Exactly—scalable, the same without having to go back, but more flexible; rather than winner takes all, I'd have several. If you're doing workstation support, for example, have several vendors involved so you have the ability to move work back and forth, depending on performance. I would try to have a bigger ecosystem of suppliers.
I tried very hard to get government to continue to invest in its ongoing institutionalization. They chose not to, at the end of the day, and I think they're paying for that decision, because they have to restart everything now. Make sure you're taking that knowledge and embedding it inside a government over time. Working on that stream is critically important.
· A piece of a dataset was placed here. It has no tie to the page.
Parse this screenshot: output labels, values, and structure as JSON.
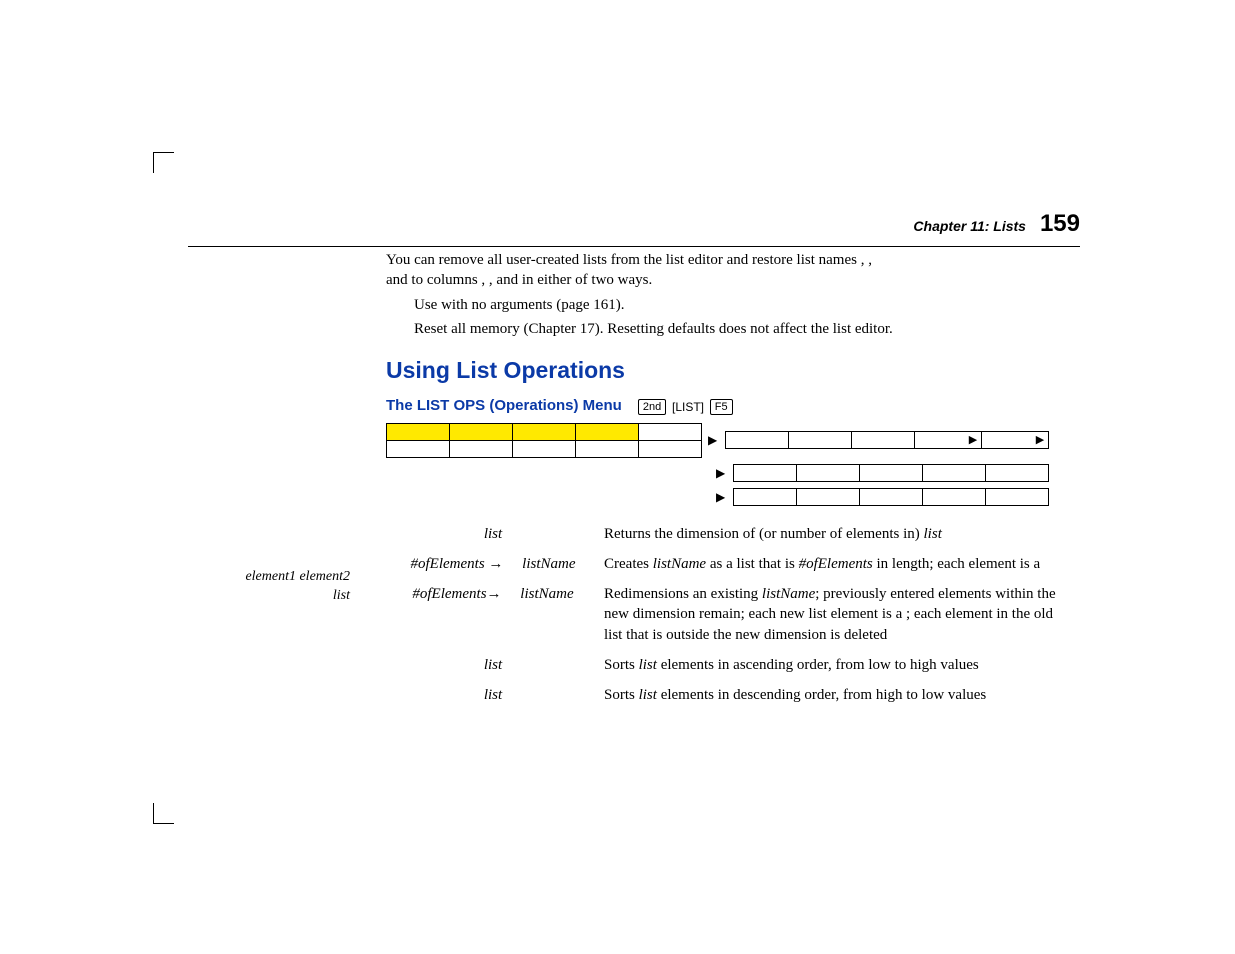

If I were going to look at the federal government now, and I think it's an enormous opportunity, I wouldn't try to replicate it. I would still start with a central group. Defence might have its own just because of its size, and then everyone else would have a centralized group.
There's a co-accountability between the leader of that group and whatever deputy minister's running a project. If it's health, if it's tax, whatever, it's a dual accountability, so that both parties are dependent on each other for delivering it and getting it done.
I would start with one central group for most of core government and I would make its use mandatory and I would give them veto power over the enterprise, because if it becomes voluntary, it won't get used. They need to be funded; they need to be free for the departments so that they're adding value to those departments, but the departments shouldn't have to be taxed to do it right. Then over time you become greatly in demand, but at the beginning, I wouldn't make it a tax on projects. I would fund it centrally, but I would make it mandatory.